São João da Barra avança em estudo para conter erosão costeira em Atafona e Açu
São João da Barra deu mais um passo no enfrentamento da erosão costeira que atinge áreas críticas como Atafona e Açu. De acordo com publicação recente no Diário Oficial, foi mantida como vencedora da Concorrência nº 001/2025 a empresa Caruso Jr. Estudos Ambientais & Engenharia Ltda., responsável pela elaboração do Estudo de Viabilidade Técnica, Econômica e Ambiental (EVTEA).
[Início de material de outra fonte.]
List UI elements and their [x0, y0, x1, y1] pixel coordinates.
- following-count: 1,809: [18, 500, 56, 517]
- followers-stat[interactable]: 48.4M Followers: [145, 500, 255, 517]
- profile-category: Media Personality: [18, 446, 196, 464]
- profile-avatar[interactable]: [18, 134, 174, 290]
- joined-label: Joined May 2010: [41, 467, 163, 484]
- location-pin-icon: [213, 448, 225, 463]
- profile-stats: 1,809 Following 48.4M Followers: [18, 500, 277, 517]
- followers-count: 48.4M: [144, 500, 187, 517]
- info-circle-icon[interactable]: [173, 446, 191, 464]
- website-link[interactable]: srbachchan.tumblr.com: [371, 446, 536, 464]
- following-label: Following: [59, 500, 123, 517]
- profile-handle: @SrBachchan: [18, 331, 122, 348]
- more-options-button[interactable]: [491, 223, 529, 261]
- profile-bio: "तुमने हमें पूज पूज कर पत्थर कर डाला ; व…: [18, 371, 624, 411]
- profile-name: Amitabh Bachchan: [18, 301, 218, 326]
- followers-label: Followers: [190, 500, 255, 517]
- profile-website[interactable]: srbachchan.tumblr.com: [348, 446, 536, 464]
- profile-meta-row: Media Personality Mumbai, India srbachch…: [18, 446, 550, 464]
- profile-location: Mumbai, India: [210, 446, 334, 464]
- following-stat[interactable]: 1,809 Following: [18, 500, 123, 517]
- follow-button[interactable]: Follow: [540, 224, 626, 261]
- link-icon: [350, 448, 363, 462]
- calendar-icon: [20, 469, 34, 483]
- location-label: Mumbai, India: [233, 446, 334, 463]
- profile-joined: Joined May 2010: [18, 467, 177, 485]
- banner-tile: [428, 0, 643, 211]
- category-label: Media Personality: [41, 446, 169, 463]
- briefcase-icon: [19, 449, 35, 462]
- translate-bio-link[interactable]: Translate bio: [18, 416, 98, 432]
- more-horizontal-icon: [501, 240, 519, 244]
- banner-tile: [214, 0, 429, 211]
O extrato da decisão aponta que houve provimento parcial de recurso apresentado por outra participante, sem alteração no resultado final do processo. Com isso, o município avança para uma etapa considerada essencial: a produção de um diagnóstico técnico detalhado que servirá de base para futuras intervenções de contenção do avanço do mar.
A prefeita Carla Caputi destacou que o estudo é uma exigência legal e técnica para viabilizar soluções efetivas. Segundo ela, o investimento estimado gira em torno de R$ 7 milhões, com parte dos recursos obtida por meio de articulação parlamentar. A elaboração do EVTEA também atende a condicionantes estabelecidas pelo Ministério do Desenvolvimento, etapa necessária para captação de recursos federais.
A erosão costeira é hoje um dos principais desafios ambientais do município, especialmente em Atafona, onde o avanço do mar já destruiu centenas de imóveis e transformou profundamente a paisagem. O caso se tornou emblemático no Norte Fluminense, evidenciando os impactos combinados de mudanças climáticas e ocupação desordenada da faixa litorânea.
A expectativa da administração municipal é de que a ordem de serviço seja emitida nas próximas semanas, permitindo o início dos estudos. A partir desse levantamento técnico, serão definidas as alternativas mais adequadas para enfrentar o problema, que exige atuação integrada entre município, estado, União e órgãos ambientais.
Mais do que uma etapa burocrática, o estudo representa o ponto de partida para uma resposta estruturada a um fenômeno complexo — e cada vez mais urgente — que coloca em risco não apenas o território, mas também a história e o futuro de São João da Barra.